What are the solutions to this equation called?

[Labyrinth]

$$\frac{-\hbar}{2m} \frac {\partial^2\psi(r)} {\partial r^2} + \frac {\hbar^2l(l+1)}{2m} \frac {\psi(r)}{r^2}+v(r)\psi(r)= E \psi(r)$$

It's seen in this part of a Susskind video lecture.

He mentions some kind of polynomial or function that I don't recognize for the solutions. He says to look it up and I would love to but I'm unable to make out what he said. Any ideas?

Thank you for your time.

 

[Bystander]

"Spherical Bessel functions." May also have been a mention of Hermite polynomials.

 

[Labyrinth]

"Spherical Bessel functions." May also have been a mention of Hermite polynomials.

Thanks for the quick reply. Will check those out.

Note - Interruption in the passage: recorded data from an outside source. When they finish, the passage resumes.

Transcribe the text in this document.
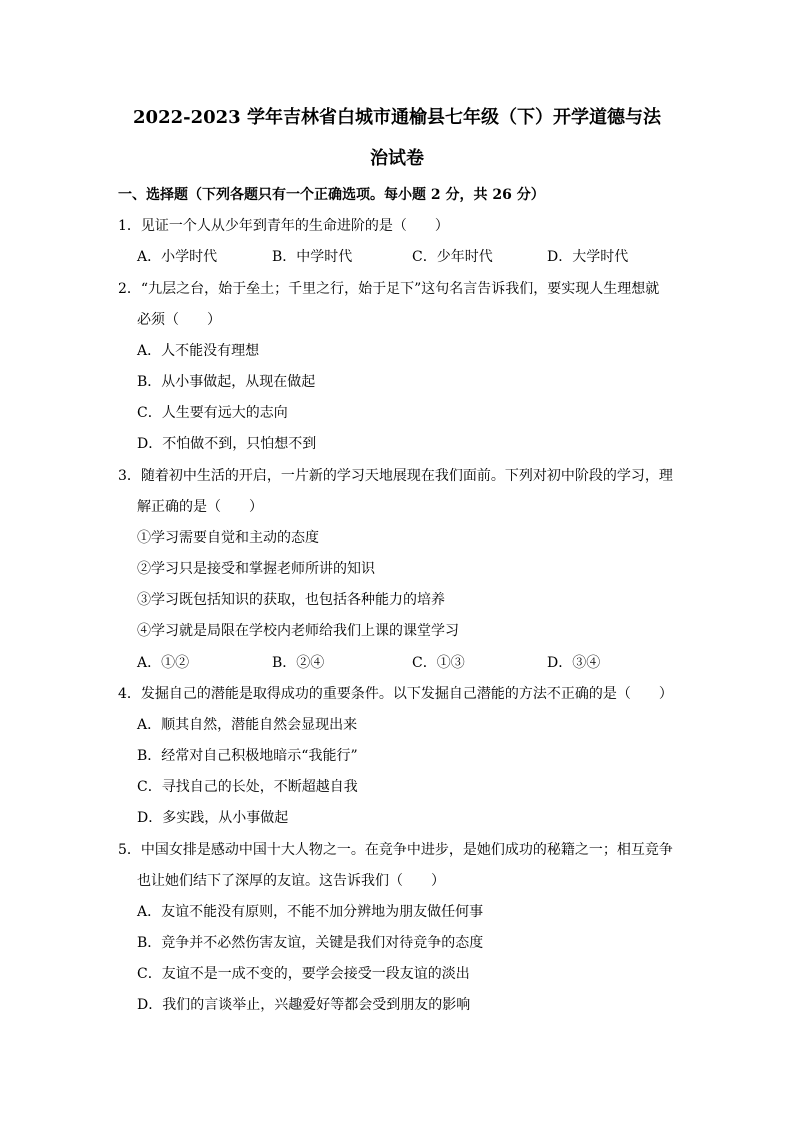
2022-2023 学年吉林省白城市通榆县七年级（下）开学道德与法
治试卷
一、选择题（下列各题只有一个正确选项。每小题 2 分，共 26 分）
1．见证一个人从少年到青年的生命进阶的是（　　）
A．小学时代	B．中学时代	C．少年时代	D．大学时代
2．“九层之台，始于垒土；千里之行，始于足下”这句名言告诉我们，要实现人生理想就
必须（　　）
A．人不能没有理想
B．从小事做起，从现在做起
C．人生要有远大的志向
D．不怕做不到，只怕想不到
3．随着初中生活的开启，一片新的学习天地展现在我们面前。下列对初中阶段的学习，理
解正确的是（　　）
①学习需要自觉和主动的态度
②学习只是接受和掌握老师所讲的知识
③学习既包括知识的获取，也包括各种能力的培养
④学习就是局限在学校内老师给我们上课的课堂学习
A．①②	B．②④	C．①③	D．③④
4．发掘自己的潜能是取得成功的重要条件。以下发掘自己潜能的方法不正确的是（　　）
A．顺其自然，潜能自然会显现出来
B．经常对自己积极地暗示“我能行”
C．寻找自己的长处，不断超越自我
D．多实践，从小事做起
5．中国女排是感动中国十大人物之一。在竞争中进步，是她们成功的秘籍之一；相互竞争
也让她们结下了深厚的友谊。这告诉我们（　　）
A．友谊不能没有原则，不能不加分辨地为朋友做任何事
B．竞争并不必然伤害友谊，关键是我们对待竞争的态度
C．友谊不是一成不变的，要学会接受一段友谊的淡出
D．我们的言谈举止，兴趣爱好等都会受到朋友的影响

He says something that sounds like "giggenval", but I cannot find any reference to something that sounds like that.

 

[Bystander]

"eigen value(s)"

 

[Labyrinth]

"eigen value(s)"

Nah, he says that all the time, and there's definitely no 'you' sound at the end. It's like "vaul" or "vaula".

 

[HallsofIvy]

What he is saying is "Gegenbauer polynomials". There is a Wikipedia page at http://en.wikipedia.org/wiki/Gegenbauer_polynomials and Wolfram defines them at http://mathworld.wolfram.com/GegenbauerPolynomial.html

 

[Labyrinth]

What he is saying is "Gegenbauer polynomials". There is a Wikipedia page at http://en.wikipedia.org/wiki/Gegenbauer_polynomials and Wolfram defines them at http://mathworld.wolfram.com/GegenbauerPolynomial.html

Awesome, thanks!